Ebu Zer el-Gıfari, yol kesme ve yağmacılık ile ünlü Gıfar kabilesinin gözü pek yağmacılarındandı. Tam ismi Cündeb bin Cünade'ydi. Fakat o isminden ziyade künyesiyle meşhurdu.
🔹 Ebu Zer el-Gıfari, alacakaranlıkta atının sırtında tek başına deve sürülerinin yolunu keser, alacağını alırdı. Hicaz bölgesindeki birçok kabile gibi Gifar halkı da putlara tapardı. Lakin Ebu Zer, putlardan nefret eder ve tek olan Allah'a (CC) inanırdı.
🔹 Üç yıldır yalnızca Allah'a (CC) ibadet ediyordu, lakin yine de huzursuzdu. Son zamanlarda duyduğu huzursuzluk ise baş edilecek türden değildi. Savaşın yasak olduğu haram aylarda bile baskın ve yağmalarından vazgeçmeyen kabilesinin taşkınlıklarını, vicdanına sığdıramıyordu.

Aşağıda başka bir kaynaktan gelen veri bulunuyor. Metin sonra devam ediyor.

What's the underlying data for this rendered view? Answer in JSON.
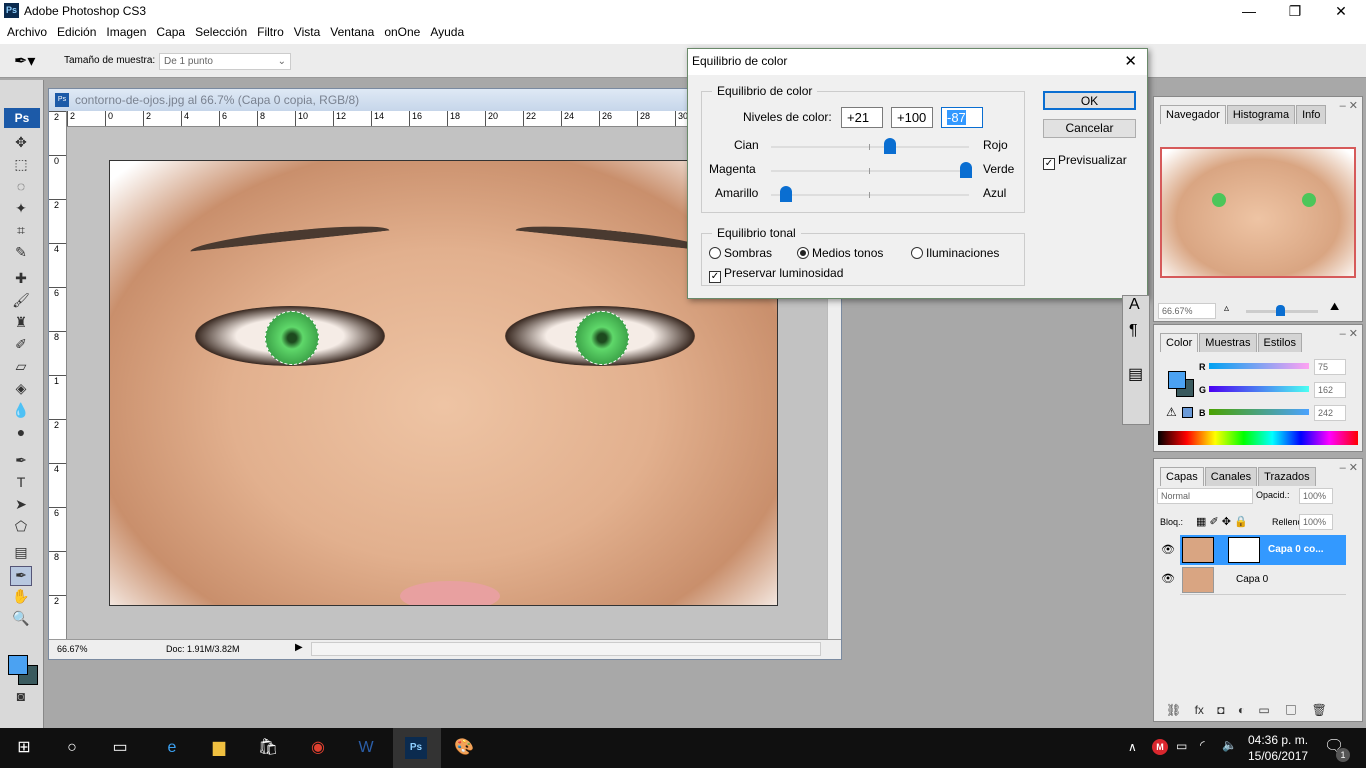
{
  "app": {
    "title": "Adobe Photoshop CS3",
    "logo": "Ps"
  },
  "menu": [
    "Archivo",
    "Edición",
    "Imagen",
    "Capa",
    "Selección",
    "Filtro",
    "Vista",
    "Ventana",
    "onOne",
    "Ayuda"
  ],
  "options": {
    "sample_label": "Tamaño de muestra:",
    "sample_value": "De 1 punto"
  },
  "document": {
    "title": "contorno-de-ojos.jpg al 66.7% (Capa 0 copia, RGB/8)",
    "zoom": "66.67%",
    "doc_size": "Doc: 1.91M/3.82M",
    "ruler_top": [
      "2",
      "0",
      "2",
      "4",
      "6",
      "8",
      "10",
      "12",
      "14",
      "16",
      "18",
      "20",
      "22",
      "24",
      "26",
      "28",
      "30"
    ],
    "ruler_left": [
      "2",
      "0",
      "2",
      "4",
      "6",
      "8",
      "1",
      "2",
      "4",
      "6",
      "8",
      "2"
    ]
  },
  "dialog": {
    "title": "Equilibrio de color",
    "group1": "Equilibrio de color",
    "levels_label": "Niveles de color:",
    "levels": [
      "+21",
      "+100",
      "-87"
    ],
    "sliders": [
      {
        "left": "Cian",
        "right": "Rojo",
        "value": 21
      },
      {
        "left": "Magenta",
        "right": "Verde",
        "value": 100
      },
      {
        "left": "Amarillo",
        "right": "Azul",
        "value": -87
      }
    ],
    "group2": "Equilibrio tonal",
    "tones": [
      "Sombras",
      "Medios tonos",
      "Iluminaciones"
    ],
    "selected_tone": "Medios tonos",
    "preserve": "Preservar luminosidad",
    "ok": "OK",
    "cancel": "Cancelar",
    "preview": "Previsualizar"
  },
  "navigator": {
    "tabs": [
      "Navegador",
      "Histograma",
      "Info"
    ],
    "zoom": "66.67%"
  },
  "color": {
    "tabs": [
      "Color",
      "Muestras",
      "Estilos"
    ],
    "r": "75",
    "g": "162",
    "b": "242",
    "labels": [
      "R",
      "G",
      "B"
    ],
    "foreground": "#4ba2f2",
    "background": "#3a5a5e"
  },
  "layers": {
    "tabs": [
      "Capas",
      "Canales",
      "Trazados"
    ],
    "blend": "Normal",
    "opacity_label": "Opacid.:",
    "opacity": "100%",
    "lock_label": "Bloq.:",
    "fill_label": "Relleno:",
    "fill": "100%",
    "items": [
      {
        "name": "Capa 0 co...",
        "selected": true
      },
      {
        "name": "Capa 0",
        "selected": false
      }
    ]
  },
  "taskbar": {
    "time": "04:36 p. m.",
    "date": "15/06/2017",
    "notifications": "1"
  },
  "accent": "#3399ff"
}
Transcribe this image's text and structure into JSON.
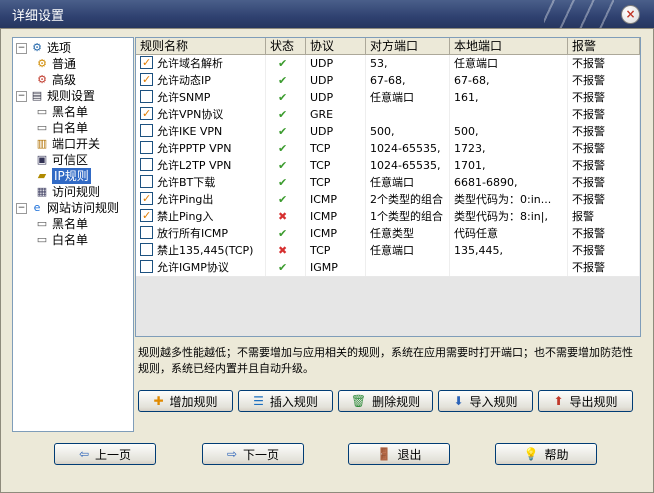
{
  "window": {
    "title": "详细设置",
    "close": "×"
  },
  "tree": [
    {
      "label": "选项",
      "icon": "gear-icon"
    },
    {
      "label": "普通",
      "icon": "gear-icon"
    },
    {
      "label": "高级",
      "icon": "gear-icon"
    },
    {
      "label": "规则设置",
      "icon": "rules-icon"
    },
    {
      "label": "黑名单",
      "icon": "document-icon"
    },
    {
      "label": "白名单",
      "icon": "document-icon"
    },
    {
      "label": "端口开关",
      "icon": "port-icon"
    },
    {
      "label": "可信区",
      "icon": "computer-icon"
    },
    {
      "label": "IP规则",
      "icon": "folder-icon"
    },
    {
      "label": "访问规则",
      "icon": "exe-icon"
    },
    {
      "label": "网站访问规则",
      "icon": "ie-icon"
    },
    {
      "label": "黑名单",
      "icon": "document-icon"
    },
    {
      "label": "白名单",
      "icon": "document-icon"
    }
  ],
  "table": {
    "headers": [
      "规则名称",
      "状态",
      "协议",
      "对方端口",
      "本地端口",
      "报警"
    ],
    "rows": [
      {
        "checked": true,
        "name": "允许域名解析",
        "status": "ok",
        "proto": "UDP",
        "remote": "53,",
        "local": "任意端口",
        "alarm": "不报警"
      },
      {
        "checked": true,
        "name": "允许动态IP",
        "status": "ok",
        "proto": "UDP",
        "remote": "67-68,",
        "local": "67-68,",
        "alarm": "不报警"
      },
      {
        "checked": false,
        "name": "允许SNMP",
        "status": "ok",
        "proto": "UDP",
        "remote": "任意端口",
        "local": "161,",
        "alarm": "不报警"
      },
      {
        "checked": true,
        "name": "允许VPN协议",
        "status": "ok",
        "proto": "GRE",
        "remote": "",
        "local": "",
        "alarm": "不报警"
      },
      {
        "checked": false,
        "name": "允许IKE VPN",
        "status": "ok",
        "proto": "UDP",
        "remote": "500,",
        "local": "500,",
        "alarm": "不报警"
      },
      {
        "checked": false,
        "name": "允许PPTP VPN",
        "status": "ok",
        "proto": "TCP",
        "remote": "1024-65535,",
        "local": "1723,",
        "alarm": "不报警"
      },
      {
        "checked": false,
        "name": "允许L2TP VPN",
        "status": "ok",
        "proto": "TCP",
        "remote": "1024-65535,",
        "local": "1701,",
        "alarm": "不报警"
      },
      {
        "checked": false,
        "name": "允许BT下载",
        "status": "ok",
        "proto": "TCP",
        "remote": "任意端口",
        "local": "6681-6890,",
        "alarm": "不报警"
      },
      {
        "checked": true,
        "name": "允许Ping出",
        "status": "ok",
        "proto": "ICMP",
        "remote": "2个类型的组合",
        "local": "类型代码为：0:in...",
        "alarm": "不报警"
      },
      {
        "checked": true,
        "name": "禁止Ping入",
        "status": "no",
        "proto": "ICMP",
        "remote": "1个类型的组合",
        "local": "类型代码为：8:in|,",
        "alarm": "报警"
      },
      {
        "checked": false,
        "name": "放行所有ICMP",
        "status": "ok",
        "proto": "ICMP",
        "remote": "任意类型",
        "local": "代码任意",
        "alarm": "不报警"
      },
      {
        "checked": false,
        "name": "禁止135,445(TCP)",
        "status": "no",
        "proto": "TCP",
        "remote": "任意端口",
        "local": "135,445,",
        "alarm": "不报警"
      },
      {
        "checked": false,
        "name": "允许IGMP协议",
        "status": "ok",
        "proto": "IGMP",
        "remote": "",
        "local": "",
        "alarm": "不报警"
      }
    ]
  },
  "description": "规则越多性能越低；不需要增加与应用相关的规则，系统在应用需要时打开端口；也不需要增加防范性规则，系统已经内置并且自动升级。",
  "rule_buttons": [
    {
      "label": "增加规则",
      "icon": "plus-icon",
      "glyph": "✚",
      "color": "#e08a00"
    },
    {
      "label": "插入规则",
      "icon": "insert-icon",
      "glyph": "☰",
      "color": "#1c6fbf"
    },
    {
      "label": "删除规则",
      "icon": "trash-icon",
      "glyph": "🗑",
      "color": "#2e8b3a"
    },
    {
      "label": "导入规则",
      "icon": "import-icon",
      "glyph": "⬇",
      "color": "#2a62b8"
    },
    {
      "label": "导出规则",
      "icon": "export-icon",
      "glyph": "⬆",
      "color": "#c0392b"
    }
  ],
  "nav_buttons": [
    {
      "label": "上一页",
      "icon": "arrow-left-icon",
      "glyph": "⇦",
      "color": "#2a62b8"
    },
    {
      "label": "下一页",
      "icon": "arrow-right-icon",
      "glyph": "⇨",
      "color": "#2a62b8"
    },
    {
      "label": "退出",
      "icon": "exit-door-icon",
      "glyph": "🚪",
      "color": "#8a5a2b"
    },
    {
      "label": "帮助",
      "icon": "lightbulb-icon",
      "glyph": "💡",
      "color": "#d8a000"
    }
  ]
}
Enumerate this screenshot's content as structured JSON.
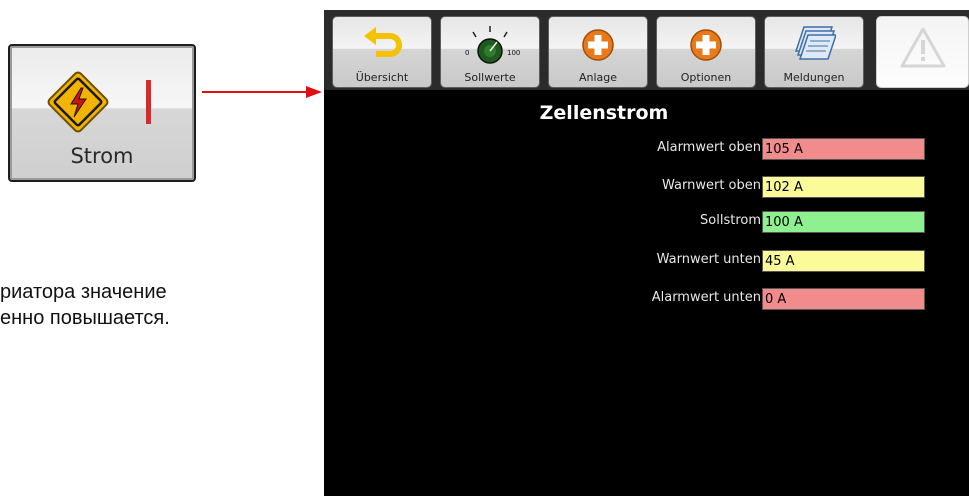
{
  "callout": {
    "button_label": "Strom",
    "icon": "high-voltage-warning-icon",
    "indicator_color": "#d82a2a"
  },
  "text_fragment": [
    "риатора значение",
    "енно повышается."
  ],
  "toolbar": {
    "buttons": [
      {
        "label": "Übersicht",
        "icon": "back-arrow-icon"
      },
      {
        "label": "Sollwerte",
        "icon": "dial-icon",
        "dial_min": "0",
        "dial_max": "100"
      },
      {
        "label": "Anlage",
        "icon": "plus-circle-icon"
      },
      {
        "label": "Optionen",
        "icon": "plus-circle-icon"
      },
      {
        "label": "Meldungen",
        "icon": "messages-icon"
      },
      {
        "label": "",
        "icon": "warning-triangle-icon"
      }
    ]
  },
  "panel": {
    "title": "Zellenstrom",
    "rows": [
      {
        "label": "Alarmwert oben",
        "value": "105 A",
        "color": "#f28c8c"
      },
      {
        "label": "Warnwert oben",
        "value": "102 A",
        "color": "#fbfb9a"
      },
      {
        "label": "Sollstrom",
        "value": "100 A",
        "color": "#8ef08e"
      },
      {
        "label": "Warnwert unten",
        "value": "45 A",
        "color": "#fbfb9a"
      },
      {
        "label": "Alarmwert unten",
        "value": "0 A",
        "color": "#f28c8c"
      }
    ]
  }
}
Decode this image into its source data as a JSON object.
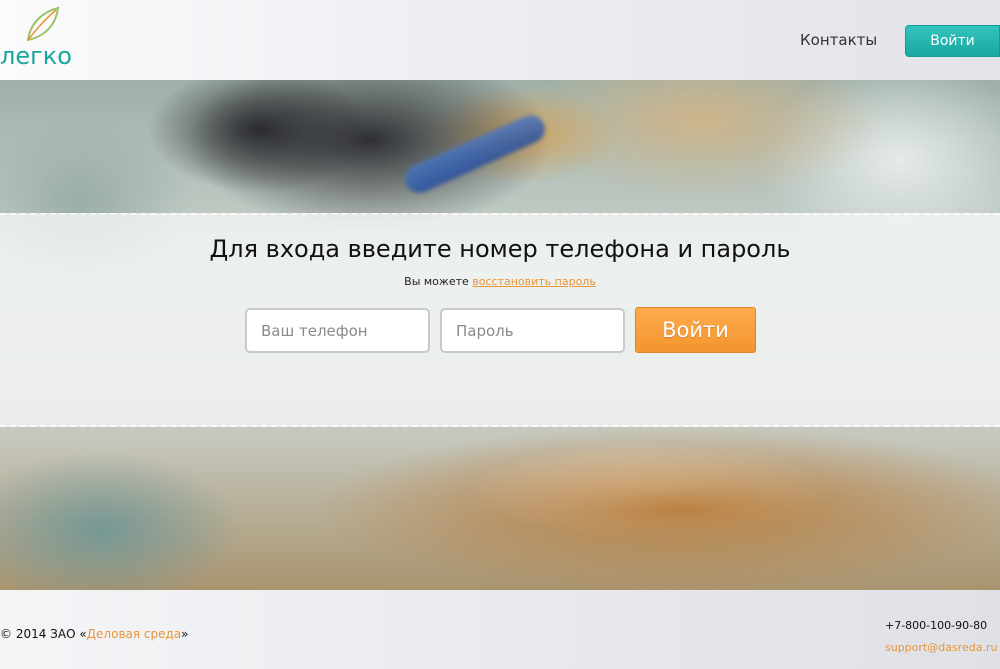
{
  "header": {
    "logo_text": "легко",
    "nav_contacts": "Контакты",
    "login_button": "Войти"
  },
  "hero": {
    "title": "Для входа введите номер телефона и пароль",
    "sub_prefix": "Вы можете ",
    "restore_link": "восстановить пароль",
    "phone_placeholder": "Ваш телефон",
    "password_placeholder": "Пароль",
    "submit_label": "Войти"
  },
  "footer": {
    "copyright_prefix": "© 2014 ЗАО «",
    "company_link": "Деловая среда",
    "copyright_suffix": "»",
    "phone": "+7-800-100-90-80",
    "email": "support@dasreda.ru"
  },
  "icons": {
    "logo_leaf": "leaf-icon"
  },
  "colors": {
    "brand_teal": "#1aa69c",
    "accent_orange": "#f39530",
    "link_orange": "#e8963a"
  }
}
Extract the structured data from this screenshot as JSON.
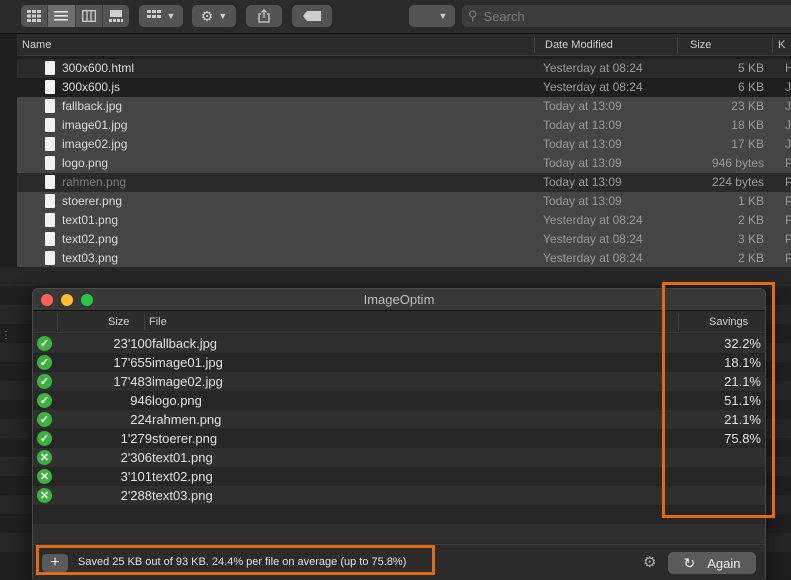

🔹 Kabilesini terk etmek için derhal harekete geçti. Annesi ve kardeşi Uneys ile birlikte dayısının yanına gitmesine rağmen orada da huzur bulamadı. Büyük bir arayış içindeydi. O buhranlı günlerde, Mekke'de kendisi gibi yalnızca Allah'a (CC) inanan ve peygamber olduğunu iddia eden adamın haberi kulağına çalınmıştı.
🔹 Haberin doğruluğunu araştırmak üzere kardeşi hemen Mekke'ye gitti. Ebu Zer, sabırsızlanıyordu. Biraz gecikse de sonunda Uneys döndü. Söylediğine göre gerçekten de öyle bir kimse vardı ama halk O'nun (SAV) şair, kâhin ya da sihirbaz olduğunu düşünüyordu.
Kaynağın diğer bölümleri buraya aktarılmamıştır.